© 2019 by Molokai Surf.

Garbage patches in our oceans

February 5, 2018

Discovered in the 1980s, The Great Pacific Garbage Patch is a remote area between Hawaii and the North American mainland where a lot of our trash and junk converge into a large swath of garbage and debry. The plastic is trapped in the north pacific gyre which is a slow moving spiral in the middle of the Pacific Ocean. The spiral occurs due to a high pressure of wind currents. Most of the plastic found in this part of the pacific ocean is sludge like or in a soot. It is considered the largest land fill in the world, and it's not even on land but on water. But there are also a lot of little bits of trash just beneath the surface of the water, some of which are found 10 meters deep. The size of the patch has not yet been determined, but some scholars estimate it to be the size of Texas or 270,000 square miles. The environmental consequences are grave. As a result, many animals die due to their consumption of trash and junk thinking it's some sort of plankton or food. Birds have been uncovered whose stomachs are filled with trash. The entire ecobalance has shifted to a harmful degree. 
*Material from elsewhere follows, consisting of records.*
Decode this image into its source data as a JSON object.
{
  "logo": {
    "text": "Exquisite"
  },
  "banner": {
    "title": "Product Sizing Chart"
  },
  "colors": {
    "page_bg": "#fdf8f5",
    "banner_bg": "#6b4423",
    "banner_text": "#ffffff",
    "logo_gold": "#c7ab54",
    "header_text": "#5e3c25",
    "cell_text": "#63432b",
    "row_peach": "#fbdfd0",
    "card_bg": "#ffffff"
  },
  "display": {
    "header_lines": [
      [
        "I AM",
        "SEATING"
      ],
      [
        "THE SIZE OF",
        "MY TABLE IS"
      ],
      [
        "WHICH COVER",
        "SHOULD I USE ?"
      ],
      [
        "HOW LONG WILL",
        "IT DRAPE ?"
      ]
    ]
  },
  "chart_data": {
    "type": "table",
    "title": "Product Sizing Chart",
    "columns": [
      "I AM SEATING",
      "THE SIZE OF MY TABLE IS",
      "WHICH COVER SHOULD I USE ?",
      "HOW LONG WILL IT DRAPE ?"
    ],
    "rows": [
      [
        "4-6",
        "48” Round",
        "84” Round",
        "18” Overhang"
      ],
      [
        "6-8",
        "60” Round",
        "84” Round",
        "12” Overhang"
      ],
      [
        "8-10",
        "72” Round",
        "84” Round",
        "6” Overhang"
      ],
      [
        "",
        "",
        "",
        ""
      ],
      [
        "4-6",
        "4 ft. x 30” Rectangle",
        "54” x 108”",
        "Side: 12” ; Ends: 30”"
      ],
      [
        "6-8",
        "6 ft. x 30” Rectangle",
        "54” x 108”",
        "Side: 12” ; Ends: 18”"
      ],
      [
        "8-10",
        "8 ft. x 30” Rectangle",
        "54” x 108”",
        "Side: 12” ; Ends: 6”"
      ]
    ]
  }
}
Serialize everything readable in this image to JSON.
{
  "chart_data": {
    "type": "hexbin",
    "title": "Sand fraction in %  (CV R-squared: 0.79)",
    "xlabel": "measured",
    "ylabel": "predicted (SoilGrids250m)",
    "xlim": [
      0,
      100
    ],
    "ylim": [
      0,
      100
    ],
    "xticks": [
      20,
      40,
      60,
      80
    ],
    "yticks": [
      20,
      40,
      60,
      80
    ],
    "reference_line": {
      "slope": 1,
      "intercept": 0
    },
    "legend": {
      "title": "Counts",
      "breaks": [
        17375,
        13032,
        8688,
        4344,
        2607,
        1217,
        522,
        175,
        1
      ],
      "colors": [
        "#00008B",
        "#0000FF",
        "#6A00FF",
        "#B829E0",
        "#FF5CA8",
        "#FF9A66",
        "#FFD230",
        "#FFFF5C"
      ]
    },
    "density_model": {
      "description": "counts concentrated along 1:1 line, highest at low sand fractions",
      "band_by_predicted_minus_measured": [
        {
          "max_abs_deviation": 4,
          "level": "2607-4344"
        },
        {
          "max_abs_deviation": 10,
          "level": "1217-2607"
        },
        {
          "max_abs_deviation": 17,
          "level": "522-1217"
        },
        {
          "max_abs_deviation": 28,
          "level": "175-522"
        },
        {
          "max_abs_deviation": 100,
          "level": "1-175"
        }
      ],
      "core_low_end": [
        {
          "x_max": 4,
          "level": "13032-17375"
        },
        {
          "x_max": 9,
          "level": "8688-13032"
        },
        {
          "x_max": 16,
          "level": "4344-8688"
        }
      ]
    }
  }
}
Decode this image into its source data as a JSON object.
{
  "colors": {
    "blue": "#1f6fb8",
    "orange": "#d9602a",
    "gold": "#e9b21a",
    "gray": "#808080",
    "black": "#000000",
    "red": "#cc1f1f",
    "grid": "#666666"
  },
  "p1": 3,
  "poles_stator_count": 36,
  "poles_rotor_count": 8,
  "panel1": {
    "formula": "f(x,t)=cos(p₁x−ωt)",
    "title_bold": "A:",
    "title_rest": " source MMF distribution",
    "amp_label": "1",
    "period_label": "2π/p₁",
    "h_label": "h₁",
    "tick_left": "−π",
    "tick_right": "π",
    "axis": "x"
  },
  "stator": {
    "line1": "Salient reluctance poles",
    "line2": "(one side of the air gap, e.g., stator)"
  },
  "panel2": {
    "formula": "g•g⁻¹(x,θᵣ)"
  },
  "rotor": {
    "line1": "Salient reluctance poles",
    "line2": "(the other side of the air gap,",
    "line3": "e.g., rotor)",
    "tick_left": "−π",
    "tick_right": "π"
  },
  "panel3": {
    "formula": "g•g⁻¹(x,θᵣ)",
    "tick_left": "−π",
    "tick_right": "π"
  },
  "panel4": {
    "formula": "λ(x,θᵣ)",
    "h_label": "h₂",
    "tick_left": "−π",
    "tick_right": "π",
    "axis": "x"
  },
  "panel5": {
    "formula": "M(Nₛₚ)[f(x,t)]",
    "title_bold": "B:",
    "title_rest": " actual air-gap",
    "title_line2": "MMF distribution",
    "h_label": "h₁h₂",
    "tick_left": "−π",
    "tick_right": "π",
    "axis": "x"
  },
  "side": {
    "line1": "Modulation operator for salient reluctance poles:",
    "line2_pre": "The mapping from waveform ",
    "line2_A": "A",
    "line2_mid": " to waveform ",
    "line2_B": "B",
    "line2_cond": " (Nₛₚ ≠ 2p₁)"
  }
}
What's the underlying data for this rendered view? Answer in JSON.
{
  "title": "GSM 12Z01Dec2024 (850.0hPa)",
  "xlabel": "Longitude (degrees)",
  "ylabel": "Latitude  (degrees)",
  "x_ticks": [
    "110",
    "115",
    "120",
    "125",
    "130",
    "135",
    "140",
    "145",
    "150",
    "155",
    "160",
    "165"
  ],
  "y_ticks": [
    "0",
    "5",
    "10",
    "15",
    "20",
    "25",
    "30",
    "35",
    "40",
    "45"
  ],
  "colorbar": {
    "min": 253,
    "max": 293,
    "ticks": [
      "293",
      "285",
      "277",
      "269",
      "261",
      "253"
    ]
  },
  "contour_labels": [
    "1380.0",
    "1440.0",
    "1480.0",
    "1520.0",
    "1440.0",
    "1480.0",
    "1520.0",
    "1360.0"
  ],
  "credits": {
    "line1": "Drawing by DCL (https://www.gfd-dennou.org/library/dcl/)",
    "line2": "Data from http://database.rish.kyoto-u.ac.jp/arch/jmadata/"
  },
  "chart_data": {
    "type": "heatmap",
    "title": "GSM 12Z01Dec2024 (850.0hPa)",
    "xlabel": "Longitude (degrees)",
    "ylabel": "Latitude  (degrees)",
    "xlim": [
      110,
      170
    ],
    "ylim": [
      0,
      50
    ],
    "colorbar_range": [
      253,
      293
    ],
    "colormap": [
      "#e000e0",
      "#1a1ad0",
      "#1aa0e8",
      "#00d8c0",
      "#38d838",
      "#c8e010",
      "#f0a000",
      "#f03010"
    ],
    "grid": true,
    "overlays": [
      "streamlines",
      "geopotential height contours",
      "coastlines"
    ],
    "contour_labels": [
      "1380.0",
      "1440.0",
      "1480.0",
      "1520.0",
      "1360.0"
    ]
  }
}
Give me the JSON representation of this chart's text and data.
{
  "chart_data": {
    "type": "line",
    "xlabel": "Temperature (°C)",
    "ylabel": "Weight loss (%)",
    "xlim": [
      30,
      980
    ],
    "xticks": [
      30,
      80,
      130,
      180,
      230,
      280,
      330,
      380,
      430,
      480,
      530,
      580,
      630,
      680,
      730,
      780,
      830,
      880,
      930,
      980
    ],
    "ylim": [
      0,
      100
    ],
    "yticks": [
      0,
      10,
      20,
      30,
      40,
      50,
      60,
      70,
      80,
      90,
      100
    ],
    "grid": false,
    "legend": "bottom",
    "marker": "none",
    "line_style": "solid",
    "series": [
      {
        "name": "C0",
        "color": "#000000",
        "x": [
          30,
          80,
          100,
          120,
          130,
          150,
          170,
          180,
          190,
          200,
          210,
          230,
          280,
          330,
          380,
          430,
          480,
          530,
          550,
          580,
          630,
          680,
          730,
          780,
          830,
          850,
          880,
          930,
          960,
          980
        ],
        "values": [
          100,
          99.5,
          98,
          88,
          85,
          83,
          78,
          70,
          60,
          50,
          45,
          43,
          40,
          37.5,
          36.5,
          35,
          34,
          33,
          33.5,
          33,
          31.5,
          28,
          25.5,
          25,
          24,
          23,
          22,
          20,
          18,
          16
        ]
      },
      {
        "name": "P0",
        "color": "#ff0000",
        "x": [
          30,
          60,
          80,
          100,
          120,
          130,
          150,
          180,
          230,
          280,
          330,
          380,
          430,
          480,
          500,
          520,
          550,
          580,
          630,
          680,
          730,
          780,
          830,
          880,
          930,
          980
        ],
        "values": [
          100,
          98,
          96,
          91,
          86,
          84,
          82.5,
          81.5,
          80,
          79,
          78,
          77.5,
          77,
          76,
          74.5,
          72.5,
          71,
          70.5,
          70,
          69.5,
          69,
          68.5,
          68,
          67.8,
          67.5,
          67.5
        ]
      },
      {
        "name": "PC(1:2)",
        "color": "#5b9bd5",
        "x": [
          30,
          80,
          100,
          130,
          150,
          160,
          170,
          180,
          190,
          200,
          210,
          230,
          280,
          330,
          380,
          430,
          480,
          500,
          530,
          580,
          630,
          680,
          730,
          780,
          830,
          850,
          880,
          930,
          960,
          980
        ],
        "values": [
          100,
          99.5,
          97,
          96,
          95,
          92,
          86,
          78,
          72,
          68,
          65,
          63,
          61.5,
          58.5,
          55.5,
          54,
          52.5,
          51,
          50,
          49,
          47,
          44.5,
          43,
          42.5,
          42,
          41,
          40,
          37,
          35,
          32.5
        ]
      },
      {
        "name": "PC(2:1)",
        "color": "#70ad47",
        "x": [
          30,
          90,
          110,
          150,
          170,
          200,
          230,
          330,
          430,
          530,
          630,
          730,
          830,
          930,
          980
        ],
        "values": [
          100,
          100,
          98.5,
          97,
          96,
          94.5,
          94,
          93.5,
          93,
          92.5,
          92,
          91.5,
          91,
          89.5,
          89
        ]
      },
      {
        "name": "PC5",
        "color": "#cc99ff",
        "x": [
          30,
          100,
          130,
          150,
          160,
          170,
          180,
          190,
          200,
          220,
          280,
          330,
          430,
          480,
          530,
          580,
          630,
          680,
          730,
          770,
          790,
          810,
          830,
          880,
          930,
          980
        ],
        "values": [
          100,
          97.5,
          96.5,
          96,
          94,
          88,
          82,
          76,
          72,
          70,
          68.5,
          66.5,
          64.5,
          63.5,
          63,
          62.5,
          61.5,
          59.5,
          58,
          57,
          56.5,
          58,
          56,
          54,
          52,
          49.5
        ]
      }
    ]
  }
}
This is not the only place where such trash islands have been discovered. There are other vertices across the world, similar to the north pacific gyre, which have accumulated debry and junk from around the world. The Indian Ocean, North Atlantic, South Pacific garbage patches, many of which have been recently discovered, also fall into this category. 


The good news is awareness campaigns have been taking place and people now are intrigued by this. Various initiatives have been made to limit trash being dumped into the ocean and many cleanup projects have been launched. It will take very large governments and institution to help reduce the problem worldwide.